Her friends grow quiet with my approach.

"Hey, I want to talk to you," I tell Aurora. "Privately," I add after a moment of silence.

"Um, okay," Aurora says. She looks across the table to her friend, Brooke. "Watch my things for me, will you?"

I grasp onto Aurora's wrist and lead her away from the girls sitting and enjoying lunch in the courtyard. She follows me, though she's quiet, and she keeps her head down as she walks, as if she's ashamed somehow.

"Where are we going?" Aurora asks.

"To the back of the campus," I say.

"But you know we're not supposed to be walking around unsupervised at lunch," Aurora murmurs.

"I know," I say. "But I want to talk."

"Can't it wait until after school?"

I shake my head until finally I find a corner near an unoccupied classroom that leads out into the parking lot. It's as Aurora said. We aren't supposed to be anywhere outside the cafeteria and courtyard during lunch hours, but when I said I wanted to speak to Aurora privately, I meant it. I can't risk anyone hearing us.

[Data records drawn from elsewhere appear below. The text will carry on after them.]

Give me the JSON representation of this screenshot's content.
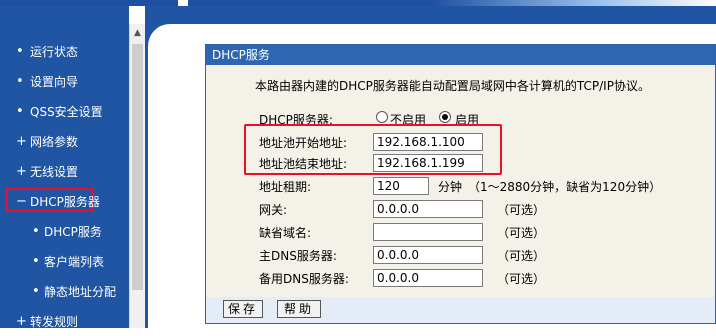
{
  "nav": {
    "items": [
      {
        "bullet": "•",
        "label": "运行状态"
      },
      {
        "bullet": "•",
        "label": "设置向导"
      },
      {
        "bullet": "•",
        "label": "QSS安全设置"
      },
      {
        "bullet": "+",
        "label": "网络参数"
      },
      {
        "bullet": "+",
        "label": "无线设置"
      },
      {
        "bullet": "−",
        "label": "DHCP服务器"
      },
      {
        "bullet": "•",
        "label": "DHCP服务"
      },
      {
        "bullet": "•",
        "label": "客户端列表"
      },
      {
        "bullet": "•",
        "label": "静态地址分配"
      },
      {
        "bullet": "+",
        "label": "转发规则"
      }
    ]
  },
  "panel": {
    "title": "DHCP服务",
    "description": "本路由器内建的DHCP服务器能自动配置局域网中各计算机的TCP/IP协议。",
    "dhcp_server": {
      "label": "DHCP服务器:",
      "option_disable": "不启用",
      "option_enable": "启用",
      "selected": "启用"
    },
    "pool_start": {
      "label": "地址池开始地址:",
      "value": "192.168.1.100"
    },
    "pool_end": {
      "label": "地址池结束地址:",
      "value": "192.168.1.199"
    },
    "lease": {
      "label": "地址租期:",
      "value": "120",
      "unit": "分钟",
      "hint": "（1～2880分钟，缺省为120分钟）"
    },
    "gateway": {
      "label": "网关:",
      "value": "0.0.0.0",
      "hint": "（可选）"
    },
    "domain": {
      "label": "缺省域名:",
      "value": "",
      "hint": "（可选）"
    },
    "dns_primary": {
      "label": "主DNS服务器:",
      "value": "0.0.0.0",
      "hint": "（可选）"
    },
    "dns_secondary": {
      "label": "备用DNS服务器:",
      "value": "0.0.0.0",
      "hint": "（可选）"
    },
    "save_label": "保存",
    "help_label": "帮助"
  },
  "colors": {
    "nav_bg": "#1f55a3",
    "highlight": "#e8102a",
    "panel_head": "#2f66b1",
    "panel_body": "#f3f1e8"
  }
}
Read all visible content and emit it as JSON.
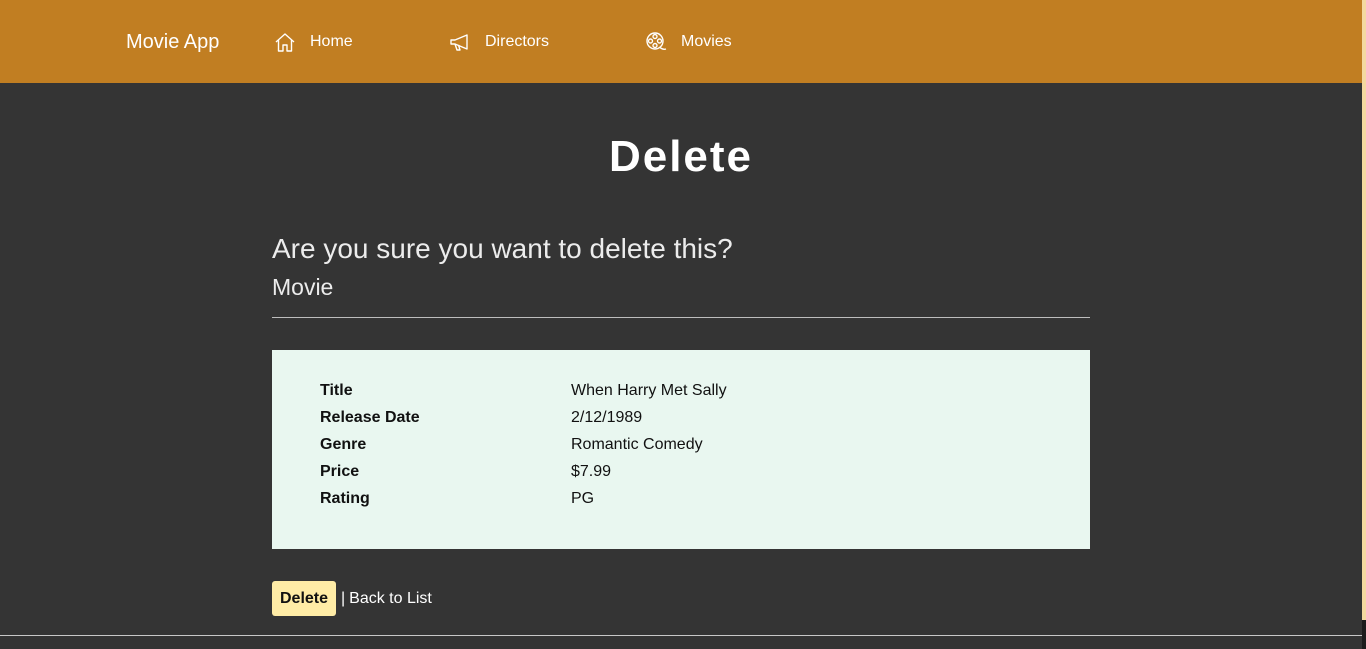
{
  "navbar": {
    "brand": "Movie App",
    "items": [
      {
        "label": "Home",
        "icon": "home-icon"
      },
      {
        "label": "Directors",
        "icon": "megaphone-icon"
      },
      {
        "label": "Movies",
        "icon": "film-reel-icon"
      }
    ]
  },
  "page": {
    "title": "Delete",
    "confirm_text": "Are you sure you want to delete this?",
    "entity_label": "Movie"
  },
  "details": [
    {
      "key": "Title",
      "value": "When Harry Met Sally"
    },
    {
      "key": "Release Date",
      "value": "2/12/1989"
    },
    {
      "key": "Genre",
      "value": "Romantic Comedy"
    },
    {
      "key": "Price",
      "value": "$7.99"
    },
    {
      "key": "Rating",
      "value": "PG"
    }
  ],
  "actions": {
    "delete_label": "Delete",
    "separator": "|",
    "back_label": "Back to List"
  },
  "colors": {
    "navbar": "#c17e22",
    "background": "#343434",
    "card": "#e9f7f0",
    "delete_button": "#ffeca6"
  }
}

I stop finally and drop Aurora's wrist. She looks down, refusing to make eye contact with me.

"What's up?" I ask, trying to speak as softly as possible, even though I'm fuming inside. "Why are you avoiding me?"

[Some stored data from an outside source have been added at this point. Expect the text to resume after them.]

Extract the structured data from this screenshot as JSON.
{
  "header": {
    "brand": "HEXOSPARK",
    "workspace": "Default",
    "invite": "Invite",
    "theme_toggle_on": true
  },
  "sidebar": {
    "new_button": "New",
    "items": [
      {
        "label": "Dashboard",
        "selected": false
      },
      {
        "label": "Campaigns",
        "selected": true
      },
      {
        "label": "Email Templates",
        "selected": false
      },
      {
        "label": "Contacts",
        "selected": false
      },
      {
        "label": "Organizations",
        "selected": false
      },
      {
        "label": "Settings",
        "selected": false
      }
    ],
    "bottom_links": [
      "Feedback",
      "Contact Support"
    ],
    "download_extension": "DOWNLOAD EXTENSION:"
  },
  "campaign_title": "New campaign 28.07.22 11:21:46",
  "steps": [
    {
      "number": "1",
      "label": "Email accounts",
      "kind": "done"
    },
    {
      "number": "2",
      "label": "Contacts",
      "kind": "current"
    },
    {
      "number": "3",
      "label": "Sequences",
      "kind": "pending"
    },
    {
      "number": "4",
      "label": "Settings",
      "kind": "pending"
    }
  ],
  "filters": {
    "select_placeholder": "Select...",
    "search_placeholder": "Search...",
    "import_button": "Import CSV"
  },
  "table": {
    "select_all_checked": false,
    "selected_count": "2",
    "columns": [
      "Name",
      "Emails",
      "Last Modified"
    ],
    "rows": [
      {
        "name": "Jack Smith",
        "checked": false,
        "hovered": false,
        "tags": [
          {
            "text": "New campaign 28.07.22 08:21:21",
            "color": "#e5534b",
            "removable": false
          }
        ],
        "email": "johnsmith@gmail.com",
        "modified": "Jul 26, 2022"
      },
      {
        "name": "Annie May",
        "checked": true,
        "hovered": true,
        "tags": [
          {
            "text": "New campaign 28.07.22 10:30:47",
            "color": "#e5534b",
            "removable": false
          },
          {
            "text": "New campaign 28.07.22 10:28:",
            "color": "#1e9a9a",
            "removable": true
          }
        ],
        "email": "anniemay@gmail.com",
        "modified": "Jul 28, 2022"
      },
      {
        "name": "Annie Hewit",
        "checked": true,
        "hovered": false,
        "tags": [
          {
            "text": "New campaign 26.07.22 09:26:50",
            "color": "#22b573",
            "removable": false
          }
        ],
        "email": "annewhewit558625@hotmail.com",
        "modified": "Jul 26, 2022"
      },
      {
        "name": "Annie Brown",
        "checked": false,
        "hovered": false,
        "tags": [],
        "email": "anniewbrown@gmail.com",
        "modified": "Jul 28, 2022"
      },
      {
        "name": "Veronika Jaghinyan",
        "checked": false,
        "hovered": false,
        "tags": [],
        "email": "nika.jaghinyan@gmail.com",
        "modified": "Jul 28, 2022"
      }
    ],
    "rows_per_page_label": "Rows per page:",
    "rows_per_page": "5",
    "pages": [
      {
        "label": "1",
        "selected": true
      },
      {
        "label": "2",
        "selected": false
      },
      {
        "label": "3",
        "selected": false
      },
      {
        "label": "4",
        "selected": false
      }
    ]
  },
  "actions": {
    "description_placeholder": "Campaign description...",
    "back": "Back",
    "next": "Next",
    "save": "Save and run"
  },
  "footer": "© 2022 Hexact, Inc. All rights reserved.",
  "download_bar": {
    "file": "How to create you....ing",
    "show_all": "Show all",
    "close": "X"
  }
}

"You know why," Aurora murmurs. She holds tightly onto the wrist I was previously grasping.

"Why didn't you bring it up? Why didn't we talk about it on Monday? I'm so confused, Aurora. I don't know what signals you're sending me," I say. "Sorry to drag you away from your friends like that, but I'm starting to lose my mind, and I needed to talk to you."

Aurora suddenly lets out a cry and sinks down against the wall, burying her head into her knees. I stand in shock, not sure what to say or do that will comfort her. In fact, I'm not even sure why she's crying. Her face is hidden, and her long red curls cascade down her winter tights.

"I don't want you to hate me," Aurora murmurs.

"What? I don't hate you," I promise her.

Aurora wipes a few tears from her eyes and looks down at her feet. "I feel so guilty. I feel like you should hate me. On Friday I...I had a great time, but I felt like I was forcing you to do something you didn't want to. I didn't have the courage to face you on Monday. I still don't."